STRUCTURAL STUDIES OF THE BACTERIAL TRANSCRIPTION FACTOR

细菌转录因子的结构研究

• 批准号: 7030185
• 负责人: DAVID E WEMMER
• 金额: $ 7.94万
• 依托单位: UNIVERSITY OF CALIF-LAWRENC BERKELEY LAB
• 依托单位国家: 美国
• 财政年份: 2001
• 资助国家: 美国
• 起止时间: 2001-01-01 至 2006-03-31
• 项目状态: 已结题
• 来源: https://reporter.nih.gov/project-details/7030185
• 关键词: DNA; beryllium; binding sites; biological signal transduction; computer simulation; conformation; crystallization; electron spin resonance spectroscopy; fluoride ion; intermolecular interaction; molecular dynamics; molecular site; nitrogen metabolism; nuclear magnetic resonance spectroscopy; phosphorylation; prokaryote; protein protein interaction; protein structure function; structural biology; transcription factor

Two component signaling systems are very common in bacteria, but also occur in eukaryotes. The signaling occurs through transfer of a phosphate from a kinase to a "receiver" protein, initiating a conformational change, leading to altered interactions with other proteins to propagate the signal.

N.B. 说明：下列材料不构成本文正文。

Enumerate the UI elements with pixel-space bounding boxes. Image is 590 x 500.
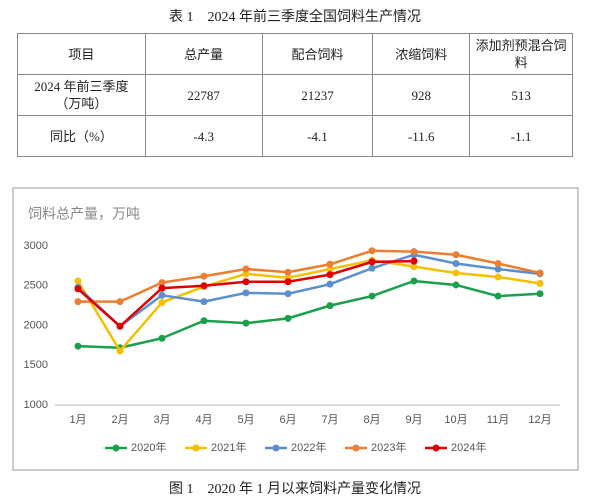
data-point: [116, 347, 124, 355]
legend-label: 2023年: [371, 440, 406, 454]
data-point: [284, 268, 292, 276]
x-tick-label: 12月: [528, 414, 551, 426]
x-tick-label: 11月: [487, 414, 509, 426]
x-tick-label: 8月: [363, 414, 380, 426]
x-tick-label: 1月: [69, 414, 86, 426]
data-point: [242, 265, 250, 273]
y-tick-label: 2500: [24, 280, 48, 292]
data-point: [158, 284, 166, 292]
legend-label: 2024年: [451, 440, 486, 454]
chart: 饲料总产量，万吨 1000 1500 2000 2500 3000 1月 2月 3月 4月 5月 6…: [12, 187, 579, 471]
series-line: [77, 253, 541, 328]
legend-marker: [192, 444, 200, 452]
data-point: [284, 278, 292, 286]
series-line: [78, 249, 541, 303]
y-axis-label: 饲料总产量，万吨: [28, 206, 140, 222]
table-cell: -4.3: [144, 115, 263, 157]
data-point: [326, 260, 334, 268]
y-tick-label: 1000: [24, 399, 48, 411]
y-tick-label: 2000: [24, 319, 48, 331]
data-point: [494, 292, 502, 300]
data-point: [452, 269, 460, 277]
data-point: [200, 272, 208, 280]
x-tick-label: 9月: [405, 414, 422, 426]
y-tick-label: 3000: [24, 240, 48, 252]
legend-label: 2022年: [291, 440, 326, 454]
data-point: [158, 279, 166, 287]
x-tick-label: 6月: [279, 414, 296, 426]
data-point: [116, 298, 124, 306]
x-tick-label: 3月: [153, 414, 170, 426]
legend-marker: [272, 444, 280, 452]
data-point: [494, 273, 502, 281]
x-tick-label: 2月: [111, 414, 128, 426]
table-cell: 总产量: [144, 33, 263, 75]
y-tick-label: 1500: [24, 359, 48, 371]
table-cell: 2024 年前三季度（万吨）: [17, 74, 146, 116]
legend-marker: [352, 444, 360, 452]
legend-marker: [112, 444, 120, 452]
legend-label: 2020年: [131, 440, 166, 454]
x-tick-label: 5月: [237, 414, 254, 426]
data-point: [74, 285, 82, 293]
table-row: 同比（%） -4.3 -4.1 -11.6 -1.1: [17, 115, 573, 157]
data-point: [326, 280, 334, 288]
data-point: [116, 322, 124, 330]
data-point: [158, 291, 166, 299]
data-point: [494, 259, 502, 267]
data-point: [410, 263, 418, 271]
table-cell: -4.1: [261, 115, 374, 157]
chart-frame: [12, 187, 579, 471]
data-point: [242, 319, 250, 327]
data-point: [326, 271, 334, 279]
table-cell: 同比（%）: [17, 115, 146, 157]
table-cell: 配合饲料: [261, 33, 374, 75]
table-cell: 添加剂预混合饲料: [469, 33, 573, 75]
data-point: [284, 314, 292, 322]
data-point: [410, 257, 418, 265]
x-tick-label: 4月: [195, 414, 212, 426]
data-point: [74, 277, 82, 285]
data-point: [452, 251, 460, 259]
table-cell: 22787: [144, 74, 263, 116]
series-line: [77, 279, 541, 350]
table-cell: -1.1: [469, 115, 573, 157]
data-point: [368, 264, 376, 272]
header-row: 项目 总产量 配合饲料 浓缩饲料 添加剂预混合饲料: [17, 33, 573, 75]
data-point: [368, 292, 376, 300]
data-point: [200, 298, 208, 306]
table-cell: 浓缩饲料: [372, 33, 471, 75]
data-table: 项目 总产量 配合饲料 浓缩饲料 添加剂预混合饲料 2024 年前三季度（万吨） 22787…: [17, 33, 573, 157]
data-point: [158, 334, 166, 342]
data-point: [410, 248, 418, 256]
data-point: [200, 282, 208, 290]
table-title: 表 1 2024 年前三季度全国饲料生产情况: [169, 10, 421, 25]
x-tick-label: 10月: [444, 414, 467, 426]
data-point: [326, 302, 334, 310]
data-point: [536, 279, 544, 287]
data-point: [368, 247, 376, 255]
legend-label: 2021年: [211, 440, 246, 454]
legend-marker: [432, 444, 440, 452]
data-point: [494, 265, 502, 273]
x-tick-label: 7月: [321, 414, 338, 426]
data-point: [536, 290, 544, 298]
series-line: [76, 259, 541, 354]
data-point: [200, 317, 208, 325]
data-point: [452, 281, 460, 289]
data-point: [284, 290, 292, 298]
data-point: [242, 289, 250, 297]
data-point: [410, 277, 418, 285]
data-point: [74, 298, 82, 306]
data-point: [452, 259, 460, 267]
data-point: [158, 298, 166, 306]
table-row: 2024 年前三季度（万吨） 22787 21237 928 513: [17, 74, 573, 116]
table-cell: 项目: [17, 33, 146, 75]
data-point: [536, 269, 544, 277]
data-point: [242, 278, 250, 286]
data-point: [74, 342, 82, 350]
data-point: [368, 258, 376, 266]
figure-caption: 图 1 2020 年 1 月以来饲料产量变化情况: [169, 482, 421, 497]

The investigators will study the bacterial transcription factor NtrC, which upon phosphorylation undergoes self-association, interaction with sigma54 polymerase and ATP hydrolysis, leading to transcription. Understanding this relatively simple system will provide a basis for understanding more complex eukaryotic signaling processes, and could also lead to approaches for interrupting specific bacterial signaling processes. The goal of the work proposed here is to determine the structures of the bacterial transcription factor NtrC, and domains of it, to gain an understanding of the molecular basis for its activity, and thereby the general processes for molecular signal transduction. Specific aims are to: (1) determine a high resolution structure of the BeF3- activated receiver domain, and to understand differences and similarities in changes upon activation with respect to other receiver domains; (2) to express and purify the wild type sequence DNA binding domain, and determine the structure of this dimer bound to an enhancer DNA sequence, as well as trying to understand the role of the linker connecting to the adjacent domain; (3) to make and screen constructs of the central ATPase domain for structure determination (including those from a thermophile), and determine the structures of this domain in different nucleotide ligation states; (4) to examine the role of the communication helix linking the receiver and central domains, and to analyze broadly the interactions between the receiver and central domains; (5) to examine intact NtrC with gel shift, fluorescence and EPR approaches to track changes upon activation, assembly and nucleotide hydrolysis, and to express the sigma54 subunit of polymerase to start to explore its interactions with NtrC.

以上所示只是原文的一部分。